The report forecasts a mild recovery in Pakistan's economy, with growth projected at 2.3 percent in FY24-25. In Sri Lanka, output growth is expected to rise to 2.5 percent in 2025, supported by recoveries in reserves, remittances, and tourism.

World Bank Forecasts India’s Growth TTo Hit 7.5% In Fiscal Year 2023-24

The World Bank has projected strong growth for South Asia at 6.0 percent in 2024, largely driven by India’s robust economic performance.

The latest South Asia Development Update, released by the World Bank on Tuesday under the title Jobs for Resilience, indicates that India, as the region’s largest economy, is expected to experience growth of 7.5 percent in FY23-24. This growth is anticipated to settle at 6.6 percent over the medium term, with the services and industry sectors maintaining robust activity.

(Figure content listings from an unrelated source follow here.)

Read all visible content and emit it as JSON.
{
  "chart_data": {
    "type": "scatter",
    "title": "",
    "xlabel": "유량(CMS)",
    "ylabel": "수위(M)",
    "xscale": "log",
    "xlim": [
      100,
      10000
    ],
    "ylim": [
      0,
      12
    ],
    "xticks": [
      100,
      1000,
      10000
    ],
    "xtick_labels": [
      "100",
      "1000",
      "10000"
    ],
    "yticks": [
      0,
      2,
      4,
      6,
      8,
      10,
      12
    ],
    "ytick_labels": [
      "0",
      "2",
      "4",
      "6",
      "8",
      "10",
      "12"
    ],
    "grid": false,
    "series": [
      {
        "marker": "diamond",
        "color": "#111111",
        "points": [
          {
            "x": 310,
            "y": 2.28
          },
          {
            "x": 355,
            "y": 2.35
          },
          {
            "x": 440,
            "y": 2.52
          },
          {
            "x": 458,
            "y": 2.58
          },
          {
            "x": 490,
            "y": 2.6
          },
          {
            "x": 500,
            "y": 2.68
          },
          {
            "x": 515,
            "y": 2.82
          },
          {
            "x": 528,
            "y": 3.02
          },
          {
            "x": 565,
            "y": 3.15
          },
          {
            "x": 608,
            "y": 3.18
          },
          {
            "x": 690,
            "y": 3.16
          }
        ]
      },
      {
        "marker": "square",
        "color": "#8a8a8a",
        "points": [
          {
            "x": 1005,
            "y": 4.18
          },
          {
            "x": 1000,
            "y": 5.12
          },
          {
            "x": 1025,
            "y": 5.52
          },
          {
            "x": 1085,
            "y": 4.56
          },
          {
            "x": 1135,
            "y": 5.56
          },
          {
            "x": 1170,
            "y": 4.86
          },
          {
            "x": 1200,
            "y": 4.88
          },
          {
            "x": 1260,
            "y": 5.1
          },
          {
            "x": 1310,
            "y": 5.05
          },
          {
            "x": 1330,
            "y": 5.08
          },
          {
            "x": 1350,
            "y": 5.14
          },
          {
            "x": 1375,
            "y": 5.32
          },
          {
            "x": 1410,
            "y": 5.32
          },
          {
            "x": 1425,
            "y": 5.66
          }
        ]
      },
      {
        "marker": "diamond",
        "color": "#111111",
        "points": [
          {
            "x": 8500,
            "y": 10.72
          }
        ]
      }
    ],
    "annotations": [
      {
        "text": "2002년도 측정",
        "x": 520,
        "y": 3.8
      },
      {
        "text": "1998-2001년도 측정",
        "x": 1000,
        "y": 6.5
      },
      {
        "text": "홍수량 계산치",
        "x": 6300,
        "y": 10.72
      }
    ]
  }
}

However, the report also highlights persistent structural challenges that could impede sustained growth, posing hurdles to job creation and responses to climate-related shocks.

Martin Raiser, Vice President for South Asia at the World Bank, commented on the region’s growth outlook, stating, “South Asia’s growth prospects remain bright in the short run, but fragile fiscal positions and increasing climate shocks are dark clouds on the horizon.” He emphasized the need for policies aimed at boosting private investment and strengthening employment growth to enhance resilience in the face of potential challenges.

The report forecasts a mild recovery in Pakistan’s economy, with growth projected at 2.3 percent in FY24-25. In Sri Lanka, output growth is expected to rise to 2.5 percent in 2025, supported by recoveries in reserves, remittances, and tourism.

Bangladesh is expected to see output rise by 5.7 percent in FY24/25. However, the country faces challenges such as high inflation and trade and foreign exchange restrictions that constrain economic activity.

To stimulate firm growth and enhance employment, the World Bank recommends a range of policies including increasing trade openness and access to finance, improving business climates and institutions, removing financial sector restrictions, enhancing education, and eliminating barriers to women’s economic participation.

These measures are not only aimed at boosting growth and productivity but also at creating space for public investments in climate adaptation, according to the World Bank.

Meanwhile, Morgan Stanley revised its GDP growth forecast for India upwards for the financial year 2024-25 (FY25) to 6.8 percent, up from the previous estimate of 6.5 percent. For the ongoing financial year, FY24, the firm revised its growth forecast to 7.9 percent. The revisions reflect an optimistic outlook on India’s economic trajectory, with Morgan Stanley highlighting the country’s strength and stability as key features of the current cycle.